Sad to say, New York city is still cheap in euros. So yeah, these guys will lose their jobs — but lowering prices will require a steeper downturn still. And that will mean crime. I for one prefer not getting stabbed to, um, having a hard time getting into restaurants that would be dirty, empty holes if not for the wealth boom. It occurs to me that anarchist squatters have pretty solid objections here, and I have strong sympathies with anarchist squatters, but please note that our friend Andre is not an anarchist squatter. Also, anarchist squatters can always squat in, say, some crumbling rustbelt dystopia. No on ever said squatting should be convenient to enormous multiplexes and fashionable boutiques.

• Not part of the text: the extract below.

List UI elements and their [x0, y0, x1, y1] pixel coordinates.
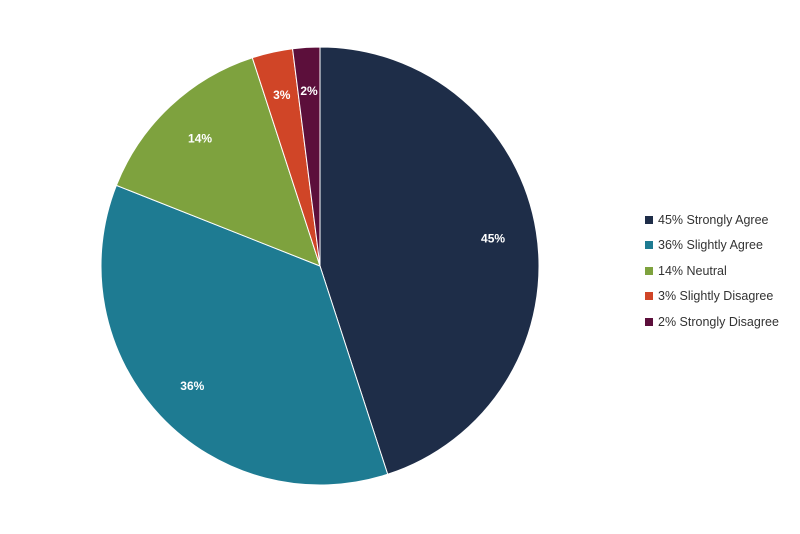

Just as I root for the superintelligent machines that will render me obsolete, I root for the Calvinist middle-class millionaires. Yes, they are often tacky, soulless workaholics — but they will also dramatically drive down the price of my awesome neckband voiceless telephone of the future. My goodness, I can’t wait to not appear to be saying anything while “subvocalizing” to a friend millions of miles away, “Man, I can’t stand these bozos” while the bozos are standing inches away from me! Oh, the thrill will never get old! But first Carlos Slim needs to buy it for 80 bajillion pesos to taunt his fellow Mexican bajillionaires.